要点
- セールスフォースが2027年度の売上高見通しを最大464億ドルへ引き上げ、AI製品の需要拡大を背景に成長への自信を示した。
- 第2四半期売上高も市場予想を上回り、AIエージェント分野が今後の主要な成長ドライバーとして位置付けられている。
通期見通しの上方修正と第2四半期決算の概要
米顧客管理ソフト大手のセールスフォースは、2027会計年度の売上高見通しを従来の459億─462億ドルから、461億─464億ドルへ上方修正しました。
また、通期の調整後1株当たり利益見通しも、従来の14.06─14.12ドルから16.67─16.71ドルへと引き上げています。 利益見通しの上方修正には、発行済み株式数の減少も反映されています。
この発表を受け、同社の株価は時間外取引で12%上昇しました。 併せて発表された第2四半期(7月31日終了)の売上高は前年同期比11%増の113億5000万ドルとなり、アナリスト予想の113億2000万ドルを上回る結果となりました。
AIエージェント需要の拡大と成長戦略の転換
今回の見通し引き上げは、同社が注力するAI搭載ツールや自律型エージェントの企業導入が加速していることを示唆しています。
ベニオフCEOは、AIおよびデータ製品に対する需要が驚異的な勢いで高まっており、年間経常収益(ARR)が間もなく40億ドルを突破する見込みであると強調しました。

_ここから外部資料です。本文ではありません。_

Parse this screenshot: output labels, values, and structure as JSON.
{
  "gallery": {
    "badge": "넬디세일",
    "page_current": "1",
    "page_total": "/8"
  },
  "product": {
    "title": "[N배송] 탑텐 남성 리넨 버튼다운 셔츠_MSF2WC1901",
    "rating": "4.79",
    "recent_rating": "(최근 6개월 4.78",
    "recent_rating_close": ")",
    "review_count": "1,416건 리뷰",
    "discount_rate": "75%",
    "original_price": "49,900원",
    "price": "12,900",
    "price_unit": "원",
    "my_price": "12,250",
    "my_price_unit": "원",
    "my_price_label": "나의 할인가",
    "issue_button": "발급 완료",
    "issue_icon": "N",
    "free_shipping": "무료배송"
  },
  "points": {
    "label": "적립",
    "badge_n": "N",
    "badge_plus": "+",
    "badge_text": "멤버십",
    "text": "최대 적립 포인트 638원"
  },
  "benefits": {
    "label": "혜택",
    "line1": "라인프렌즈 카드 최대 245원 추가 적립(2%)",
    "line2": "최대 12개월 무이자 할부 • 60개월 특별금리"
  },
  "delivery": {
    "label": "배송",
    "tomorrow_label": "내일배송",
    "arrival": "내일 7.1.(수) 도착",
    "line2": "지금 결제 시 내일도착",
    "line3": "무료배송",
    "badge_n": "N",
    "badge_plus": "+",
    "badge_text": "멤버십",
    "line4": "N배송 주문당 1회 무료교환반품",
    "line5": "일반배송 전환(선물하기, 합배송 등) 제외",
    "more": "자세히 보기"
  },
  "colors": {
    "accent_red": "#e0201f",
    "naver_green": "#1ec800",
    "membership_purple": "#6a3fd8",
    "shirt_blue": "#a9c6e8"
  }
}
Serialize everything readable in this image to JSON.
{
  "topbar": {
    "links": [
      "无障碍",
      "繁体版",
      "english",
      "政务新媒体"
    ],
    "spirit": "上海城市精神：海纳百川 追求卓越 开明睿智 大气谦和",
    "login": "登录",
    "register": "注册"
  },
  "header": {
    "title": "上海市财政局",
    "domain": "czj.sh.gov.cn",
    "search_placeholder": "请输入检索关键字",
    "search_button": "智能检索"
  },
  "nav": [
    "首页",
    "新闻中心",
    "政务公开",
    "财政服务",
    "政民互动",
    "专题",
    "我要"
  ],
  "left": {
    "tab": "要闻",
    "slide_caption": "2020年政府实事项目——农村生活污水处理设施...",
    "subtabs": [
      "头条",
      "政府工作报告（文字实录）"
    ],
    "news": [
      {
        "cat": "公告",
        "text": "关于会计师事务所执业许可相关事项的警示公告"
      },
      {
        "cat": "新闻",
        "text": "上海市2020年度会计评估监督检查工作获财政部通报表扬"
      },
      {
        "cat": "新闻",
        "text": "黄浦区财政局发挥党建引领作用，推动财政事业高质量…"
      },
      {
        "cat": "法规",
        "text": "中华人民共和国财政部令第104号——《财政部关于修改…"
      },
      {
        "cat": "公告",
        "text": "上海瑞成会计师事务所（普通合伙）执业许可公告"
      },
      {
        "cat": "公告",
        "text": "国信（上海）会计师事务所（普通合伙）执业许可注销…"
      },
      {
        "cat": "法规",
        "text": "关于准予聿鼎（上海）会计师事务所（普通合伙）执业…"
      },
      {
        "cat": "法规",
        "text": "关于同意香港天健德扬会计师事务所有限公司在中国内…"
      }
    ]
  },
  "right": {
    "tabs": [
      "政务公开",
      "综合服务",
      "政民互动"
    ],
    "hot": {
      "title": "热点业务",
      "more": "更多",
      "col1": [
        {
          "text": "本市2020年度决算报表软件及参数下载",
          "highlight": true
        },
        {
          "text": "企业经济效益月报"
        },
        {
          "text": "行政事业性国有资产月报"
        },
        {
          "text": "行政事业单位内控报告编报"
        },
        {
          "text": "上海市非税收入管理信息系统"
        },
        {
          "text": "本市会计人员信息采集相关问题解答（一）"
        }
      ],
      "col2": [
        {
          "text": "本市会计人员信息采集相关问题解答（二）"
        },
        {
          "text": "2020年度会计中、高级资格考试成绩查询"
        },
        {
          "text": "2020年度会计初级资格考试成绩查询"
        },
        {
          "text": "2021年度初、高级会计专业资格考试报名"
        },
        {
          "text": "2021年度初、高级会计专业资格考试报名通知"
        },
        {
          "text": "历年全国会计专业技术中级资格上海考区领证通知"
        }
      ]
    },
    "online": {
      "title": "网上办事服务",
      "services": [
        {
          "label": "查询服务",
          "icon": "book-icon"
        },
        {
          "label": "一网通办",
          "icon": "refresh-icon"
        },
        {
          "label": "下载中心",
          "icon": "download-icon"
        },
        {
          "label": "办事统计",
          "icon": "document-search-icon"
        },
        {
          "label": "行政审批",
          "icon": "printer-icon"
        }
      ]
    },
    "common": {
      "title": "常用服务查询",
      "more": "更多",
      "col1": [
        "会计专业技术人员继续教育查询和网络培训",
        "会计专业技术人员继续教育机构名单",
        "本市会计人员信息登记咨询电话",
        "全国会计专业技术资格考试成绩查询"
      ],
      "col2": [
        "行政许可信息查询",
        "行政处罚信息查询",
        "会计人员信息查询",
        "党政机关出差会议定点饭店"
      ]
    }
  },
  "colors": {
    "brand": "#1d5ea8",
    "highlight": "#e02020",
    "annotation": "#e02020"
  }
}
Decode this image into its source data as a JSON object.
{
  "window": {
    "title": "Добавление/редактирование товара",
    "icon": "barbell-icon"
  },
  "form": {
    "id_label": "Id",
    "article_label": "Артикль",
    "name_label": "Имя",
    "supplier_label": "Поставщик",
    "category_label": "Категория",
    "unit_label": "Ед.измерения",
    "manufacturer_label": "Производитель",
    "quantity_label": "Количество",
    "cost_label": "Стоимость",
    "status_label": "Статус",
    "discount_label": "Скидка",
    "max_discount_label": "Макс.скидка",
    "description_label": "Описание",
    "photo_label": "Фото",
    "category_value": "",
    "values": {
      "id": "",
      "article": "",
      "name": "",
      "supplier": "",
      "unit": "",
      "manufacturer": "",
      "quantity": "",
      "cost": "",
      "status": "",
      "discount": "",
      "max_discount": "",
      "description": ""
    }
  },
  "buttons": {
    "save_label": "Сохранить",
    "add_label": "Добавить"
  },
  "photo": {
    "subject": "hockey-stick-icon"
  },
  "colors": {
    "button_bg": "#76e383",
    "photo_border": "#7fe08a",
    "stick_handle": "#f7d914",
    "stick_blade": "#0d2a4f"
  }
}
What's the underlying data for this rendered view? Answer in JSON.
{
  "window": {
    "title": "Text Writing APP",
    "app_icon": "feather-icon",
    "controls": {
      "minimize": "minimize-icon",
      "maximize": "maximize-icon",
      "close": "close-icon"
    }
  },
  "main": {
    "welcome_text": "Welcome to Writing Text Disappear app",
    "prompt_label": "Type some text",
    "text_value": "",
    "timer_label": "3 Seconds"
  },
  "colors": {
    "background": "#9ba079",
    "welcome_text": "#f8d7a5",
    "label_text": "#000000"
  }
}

さらに、AI企業アンソロピックとの提携を拡大する「クロードフォース」を発表し、アンソロピックのAIモデル「クロード」を自社プラットフォームに統合することで、業務アプリケーション全般でのAIエージェント活用を強化する戦略を打ち出しています。
AI戦略が業績に与える影響と市場の現在地
セールスフォースの業績見通しは、AI技術が単なる開発段階から、実際の企業収益に貢献する主要な成長ドライバーへと移行していることを示しています。
第2四半期の売上高が市場予想を上回った事実は、同社のAI戦略が顧客のIT投資需要と合致していることを裏付けています。 現在の市場評価は、このAIエージェント分野での先行優位性と、提携によるエコシステム拡大の可能性を織り込みつつある状態です。
今後の四半期決算において、AI製品および「クロードフォース」経由の売上が、全体の成長率をどの程度押し上げたかが判明することで、現在の成長見通しの確度が強化または弱化されます。
ベニオフCEOが言及したARR40億ドル突破の確定時期が明らかになることで、AI需要の持続性に関する現在の市場判断が更新されます。